Yet another dishonor the nation’s goals-against average leader had not endured all year: three opposing strikes in 40 minutes.

The latter two of those fell 50 seconds apart as BU’s Jillian Kirchner and Jenelle Kohanchuk severed a 1-1 tie and made it 3-1. That differential ultimately morphed into a 4-1 Terrier triumph and gave the six-year-old BU program its first berth in the national championship game.

“They play four or five people around that net,” BU head coach Brian Durocher said of Mazzotta’s praetorian guards. “When we won face-offs in the first period, they weren’t charging out to the points, so our job was to get shots through there.

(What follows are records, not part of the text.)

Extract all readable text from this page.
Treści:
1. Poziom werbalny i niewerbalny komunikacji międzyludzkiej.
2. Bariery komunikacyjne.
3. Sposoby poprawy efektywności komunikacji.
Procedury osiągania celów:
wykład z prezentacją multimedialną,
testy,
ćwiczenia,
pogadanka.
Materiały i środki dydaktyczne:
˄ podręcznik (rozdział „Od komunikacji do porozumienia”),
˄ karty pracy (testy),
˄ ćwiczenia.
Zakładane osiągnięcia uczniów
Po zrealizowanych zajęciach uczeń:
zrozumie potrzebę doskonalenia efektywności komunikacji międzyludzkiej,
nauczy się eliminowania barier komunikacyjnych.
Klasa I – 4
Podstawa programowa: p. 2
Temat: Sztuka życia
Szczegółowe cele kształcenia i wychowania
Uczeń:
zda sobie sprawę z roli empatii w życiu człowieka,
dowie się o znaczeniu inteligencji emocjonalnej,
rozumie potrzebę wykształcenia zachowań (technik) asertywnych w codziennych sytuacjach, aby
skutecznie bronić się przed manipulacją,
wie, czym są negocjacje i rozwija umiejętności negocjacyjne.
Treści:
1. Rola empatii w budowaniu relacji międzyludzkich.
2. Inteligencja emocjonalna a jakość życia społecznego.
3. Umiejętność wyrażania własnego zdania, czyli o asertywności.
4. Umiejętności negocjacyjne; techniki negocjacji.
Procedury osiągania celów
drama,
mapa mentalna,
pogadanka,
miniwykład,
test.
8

“I’m sure they blocked a zillion shots every game through the year, they take care of business in front of the net, and she’s a fantastic goaltender. But anytime you can get upwards of 30 shots in a game like this, it probably bodes well for your team. (It means that) territorially, you did a nice job.”

Derraugh, whose pupils savored an initial 1-0 lead via Karlee Overguard for 5:08 early in the first, was less fazed by Mazzotta’s slightly elevated workload than he was by a comparative lack of testing against Terriers’ stopper Kerrin Sperry (14 saves). Out of 27 attempted shots in the first two periods, the Big Red landed only eight on net, including a mere two in the second.

As it happened, Sperry’s first test would be her only setback of the night. At 5:29 of the opening frame, amidst an odd-man rush, Cornell’s Rebecca Johnston made a crisp upward feed to Overguard, who cut in from the near alley to deposit the icebreaker.

A mere 32 seconds thereafter, Terriers’ defender Tara Watchorn was flagged for interference. But Sperry repelled the Red’s only power play shot, and upon returning to full strength, BU set up shop on Mazzotta’s property.

With 10:37 gone, the program’s two Canadian gold medalists, Marie-Philip Poulin and Catherine Ward, collaborated on the equalizer. Ward, stationed at the straightaway point, one-timed Poulin’s pass from the far circle-top low and to the left of Mazzotta.

For most of the ride, BU’s salsa-based biscuits came in reasonably digestible spurts. But after Watchorn finished serving her second sentence of the night with 4:37 left in the middle frame, the Terriers followed a pattern of pelting Mazzotta and flustering the Cornell defense as it tried to skate out the rebound.

After three repetitions of this, Kirchner raked a rebound into the left slab of the cage for the 2-1 edge with 2:13 left till intermission.

One face-off, one rush, and one shot later, Jenn Wakefield made a forward pass to Kohanchuk, who spooned it top shelf.

A cross-checking penalty to Ward, called 61 seconds after Kohanchuk’s insurance strike, gave Cornell 84 seconds worth of a carry-over power play. But Sperry only faced one shot during that penalty killing segment, and it happened to be the Big Red’s second of two middle frame bids.

“I don’t think they wore her down,” Derraugh said of Mazzotta. “But obviously we didn’t want to give up that many shots. We wanted to get more than we did. When you get (outshot) 31-15, chances are you’re going to lose.”

Granted, the closing frame was closest in terms of the shooting gallery, with BU running up a 10-7 edge. But Sperry had an answer for everything and Mazzotta was not even present when Kohanchuk dished a lateral feed to her captain, Holly Lorms, for an empty netter with 2:40 to spare.